O contexto de surgimento da Cruzada Pró-Infância relaciona-se com as mudanças ocorridas no cenário paulista do período, em que as ações sanitárias e de higiene ganhavam destaque entre os serviços de saúde e deveriam alcançar toda a sociedade. De acordo com Mott (2001), uma das formas de se resgatar a história da Cruzada Pró-Infância seria a partir do discurso maternalista, fundamental para repensar a participação social e política das mulheres das camadas médias e das elites na primeira metade do século XX, por meio da filantropia. Segundo a autora, no período mencionado, a maternidade deixava de ser uma função individual, do âmbito familiar, para assumir uma função social. A maternidade proporcionaria às mulheres qualidades específicas para o desenvolvimento de determinadas atividades destinadas ao bem-estar das crianças, dever de todas as mulheres exercerem perante à nação.

Uma das fundadoras da Cruzada, Pérola Byington, filha de um casal de imigrantes dos Estados Unidos, realizou diversas ações em favor da filantropia no Brasil, promovendo campanhas para angariar fundos para instituições de proteção à infância e compondo a direção de uma das seções da Cruz Vermelha. Maria Antonieta de Castro era reconhecida por sua atuação como professora, escritora e educadora sanitária, foi presidente da Associação das Educadoras Sanitárias e atuou em cargos de chefia no Serviço Sanitário e no Instituto de Higiene. Juntas, Pérola e Maria Antonieta tiveram papel fundamental na organização inicial da Cruzada e no planejamento de metas da instituição (Mott, Byington e Alves, 2005).

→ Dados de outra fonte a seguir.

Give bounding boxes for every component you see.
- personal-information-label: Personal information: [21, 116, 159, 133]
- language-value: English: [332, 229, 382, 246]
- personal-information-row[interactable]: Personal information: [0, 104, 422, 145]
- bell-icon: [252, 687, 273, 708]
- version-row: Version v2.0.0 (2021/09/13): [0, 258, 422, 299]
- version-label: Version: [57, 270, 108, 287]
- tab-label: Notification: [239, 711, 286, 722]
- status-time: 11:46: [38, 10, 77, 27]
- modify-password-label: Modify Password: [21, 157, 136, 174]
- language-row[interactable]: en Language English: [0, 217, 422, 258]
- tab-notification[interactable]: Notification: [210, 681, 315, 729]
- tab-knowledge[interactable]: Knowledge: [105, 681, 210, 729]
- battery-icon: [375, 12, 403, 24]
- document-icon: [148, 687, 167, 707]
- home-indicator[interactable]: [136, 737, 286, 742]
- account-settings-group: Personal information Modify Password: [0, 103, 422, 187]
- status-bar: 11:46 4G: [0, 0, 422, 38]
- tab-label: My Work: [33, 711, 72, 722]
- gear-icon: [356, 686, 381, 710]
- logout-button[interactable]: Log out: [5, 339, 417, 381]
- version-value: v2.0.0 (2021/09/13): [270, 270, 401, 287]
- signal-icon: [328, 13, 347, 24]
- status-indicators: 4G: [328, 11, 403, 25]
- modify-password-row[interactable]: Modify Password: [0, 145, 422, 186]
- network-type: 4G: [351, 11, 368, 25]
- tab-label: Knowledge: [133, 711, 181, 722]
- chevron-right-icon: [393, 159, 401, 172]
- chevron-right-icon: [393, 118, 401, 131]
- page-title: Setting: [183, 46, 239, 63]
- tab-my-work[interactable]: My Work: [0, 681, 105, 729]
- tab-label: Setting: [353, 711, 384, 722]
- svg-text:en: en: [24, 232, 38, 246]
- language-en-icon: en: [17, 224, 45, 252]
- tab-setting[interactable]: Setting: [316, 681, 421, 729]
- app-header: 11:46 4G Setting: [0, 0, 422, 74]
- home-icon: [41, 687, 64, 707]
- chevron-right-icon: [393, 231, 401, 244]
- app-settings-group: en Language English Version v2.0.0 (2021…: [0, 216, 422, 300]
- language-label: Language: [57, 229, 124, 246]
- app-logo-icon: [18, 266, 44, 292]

Os objetivos iniciais da Cruzada abrangiam complementar a atuação das educadoras sanitárias, por meio da criação de um Dispensário Central, onde as crianças teriam assistência sanitária, médica e odontológica e receberiam encaminhamento para tratamento hospitalar e assistência social – doação de roupas, remédios, alimentos e indicação para internação em instituições específicas. As gestantes receberiam apoio maternal e moral, assistência pré-natal e garantia de assistência ao parto e apoio aos outros filhos enquanto permanecessem afastadas do lar. O Dispensário também oferecia apoio às nutrizes para amamentar os filhos e reivindicava leis favoráveis às mães e às crianças. As ações da Cruzada estavam envolvidas com a educação sanitária e moral, sendo preservados valores relacionados à pátria, família, ordem, disciplina e trabalho. Também eram realizadas visitas domiciliares e palestras, que se destinavam à classe média e às elites, enquanto a revista Infância e os cursos de puericultura eram voltados às classes menos favorecidas (Mott, Byington e Alves, 2005).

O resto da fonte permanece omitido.